On the potential rating action on the Melco entities, Mr Poon noted: “I think we can potentially make determinations in mid-[2024] to… maybe the second half of 2024.”

Melco past investment ‘peak’

That is the time when the ratings agency thinks “stronger visibilities” will apply to Melco Resorts & Entertainment’s EBITDA performance, and its potential refinancing plan to meet 2025 debt maturities, Mr Poon explained.

The Melco group should have “passed its peak investment cycle” with the completion of Phase 2 at its majority-owned Studio City in Macau’s Cotai district; and the new-to-market City of Dreams Mediterranean in the Republic of Cyprus, projects respectively opened in 2023, said S&P Global. The agency expects the casino group to prioritise the ramping up of operations at both of these properties and reducing the firm’s leverage, over any “bidding [on] major new projects”.

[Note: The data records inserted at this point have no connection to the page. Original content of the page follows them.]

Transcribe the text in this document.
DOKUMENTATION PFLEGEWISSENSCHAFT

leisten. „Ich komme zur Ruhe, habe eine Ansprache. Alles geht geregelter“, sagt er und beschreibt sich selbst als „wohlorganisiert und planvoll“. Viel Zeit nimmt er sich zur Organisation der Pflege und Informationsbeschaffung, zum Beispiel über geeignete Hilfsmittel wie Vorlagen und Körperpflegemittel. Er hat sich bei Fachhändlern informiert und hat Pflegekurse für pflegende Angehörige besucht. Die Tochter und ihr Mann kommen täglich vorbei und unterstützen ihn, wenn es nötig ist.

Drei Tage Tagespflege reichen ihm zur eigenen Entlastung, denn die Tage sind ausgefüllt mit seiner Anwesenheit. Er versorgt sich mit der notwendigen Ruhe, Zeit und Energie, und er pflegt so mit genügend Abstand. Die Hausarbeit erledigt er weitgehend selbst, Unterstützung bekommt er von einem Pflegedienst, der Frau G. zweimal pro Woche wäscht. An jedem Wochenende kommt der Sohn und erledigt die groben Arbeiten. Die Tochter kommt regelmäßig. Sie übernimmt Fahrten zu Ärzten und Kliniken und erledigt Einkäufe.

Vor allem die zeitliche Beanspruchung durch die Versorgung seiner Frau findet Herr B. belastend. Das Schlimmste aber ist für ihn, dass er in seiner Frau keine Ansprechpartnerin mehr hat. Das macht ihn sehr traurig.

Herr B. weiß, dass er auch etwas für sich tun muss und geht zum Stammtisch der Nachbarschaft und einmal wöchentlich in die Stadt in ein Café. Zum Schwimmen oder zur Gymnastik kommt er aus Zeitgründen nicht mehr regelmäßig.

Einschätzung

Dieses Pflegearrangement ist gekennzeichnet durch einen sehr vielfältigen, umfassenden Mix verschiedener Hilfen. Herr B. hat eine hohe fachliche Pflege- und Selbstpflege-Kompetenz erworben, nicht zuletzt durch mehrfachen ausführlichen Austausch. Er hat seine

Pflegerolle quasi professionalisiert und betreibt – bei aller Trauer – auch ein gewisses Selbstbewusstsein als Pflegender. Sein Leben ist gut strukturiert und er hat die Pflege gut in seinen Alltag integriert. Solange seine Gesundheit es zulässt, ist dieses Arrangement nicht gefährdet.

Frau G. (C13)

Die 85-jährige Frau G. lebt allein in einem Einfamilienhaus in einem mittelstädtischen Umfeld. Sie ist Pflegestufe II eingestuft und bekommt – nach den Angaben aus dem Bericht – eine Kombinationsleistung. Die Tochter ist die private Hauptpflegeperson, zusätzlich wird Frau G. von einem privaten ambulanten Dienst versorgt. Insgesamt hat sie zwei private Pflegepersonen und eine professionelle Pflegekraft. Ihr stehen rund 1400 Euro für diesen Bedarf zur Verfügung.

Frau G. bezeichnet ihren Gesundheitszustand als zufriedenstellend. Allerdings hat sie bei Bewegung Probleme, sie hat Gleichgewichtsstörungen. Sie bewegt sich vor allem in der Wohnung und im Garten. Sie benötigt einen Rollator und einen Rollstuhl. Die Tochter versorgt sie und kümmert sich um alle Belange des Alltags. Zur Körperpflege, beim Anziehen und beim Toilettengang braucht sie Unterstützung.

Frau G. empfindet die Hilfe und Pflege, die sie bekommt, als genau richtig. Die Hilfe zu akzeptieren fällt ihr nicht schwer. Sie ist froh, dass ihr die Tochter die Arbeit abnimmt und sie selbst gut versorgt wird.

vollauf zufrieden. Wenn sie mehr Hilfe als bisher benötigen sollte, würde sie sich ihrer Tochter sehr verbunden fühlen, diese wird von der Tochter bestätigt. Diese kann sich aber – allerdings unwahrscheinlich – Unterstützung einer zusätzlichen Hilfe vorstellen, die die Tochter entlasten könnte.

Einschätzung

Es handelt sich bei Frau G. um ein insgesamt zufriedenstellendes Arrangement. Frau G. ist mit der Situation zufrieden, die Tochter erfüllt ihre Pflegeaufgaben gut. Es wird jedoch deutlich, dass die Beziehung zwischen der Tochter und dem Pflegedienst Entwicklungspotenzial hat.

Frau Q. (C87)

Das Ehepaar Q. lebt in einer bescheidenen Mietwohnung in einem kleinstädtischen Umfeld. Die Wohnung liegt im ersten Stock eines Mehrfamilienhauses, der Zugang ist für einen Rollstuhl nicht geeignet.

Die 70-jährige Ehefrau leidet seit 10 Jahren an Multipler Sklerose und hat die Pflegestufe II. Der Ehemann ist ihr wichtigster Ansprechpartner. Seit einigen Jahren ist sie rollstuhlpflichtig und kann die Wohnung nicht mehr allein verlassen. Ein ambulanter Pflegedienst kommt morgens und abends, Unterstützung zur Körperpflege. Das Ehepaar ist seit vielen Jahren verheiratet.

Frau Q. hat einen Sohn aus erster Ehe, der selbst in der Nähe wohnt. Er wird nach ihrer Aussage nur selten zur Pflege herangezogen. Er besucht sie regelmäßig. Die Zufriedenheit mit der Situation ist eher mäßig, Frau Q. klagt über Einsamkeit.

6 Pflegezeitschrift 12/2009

Mr Poon also remarked in the briefing: “Given the strong recovery in mass [gaming in Macau], we think Melco will benefit from that and translate into EBITDA improvement and cash flow improvement… we believe the company does want to lower… leverage and [to] reduce some of the incremental debt [it] incurred during the pandemic period.”

The rating agency expect the issuers MGM China, Sands China, Wynn Macau and Melco Resorts & Entertainment to see their EBITDA improvement “accelerate” over the next several quarters, supported by increased volume of visitors to Macau and a greater number of hotel rooms in the market.

The Macau market, overall, could potentially gain “share from other Asian gaming jurisdictions” in terms of mainland Chinese players, given the Chinese yuan depreciation and the mainland authorities’ efforts to promote domestic tourism, S&P Global also noted in the briefing.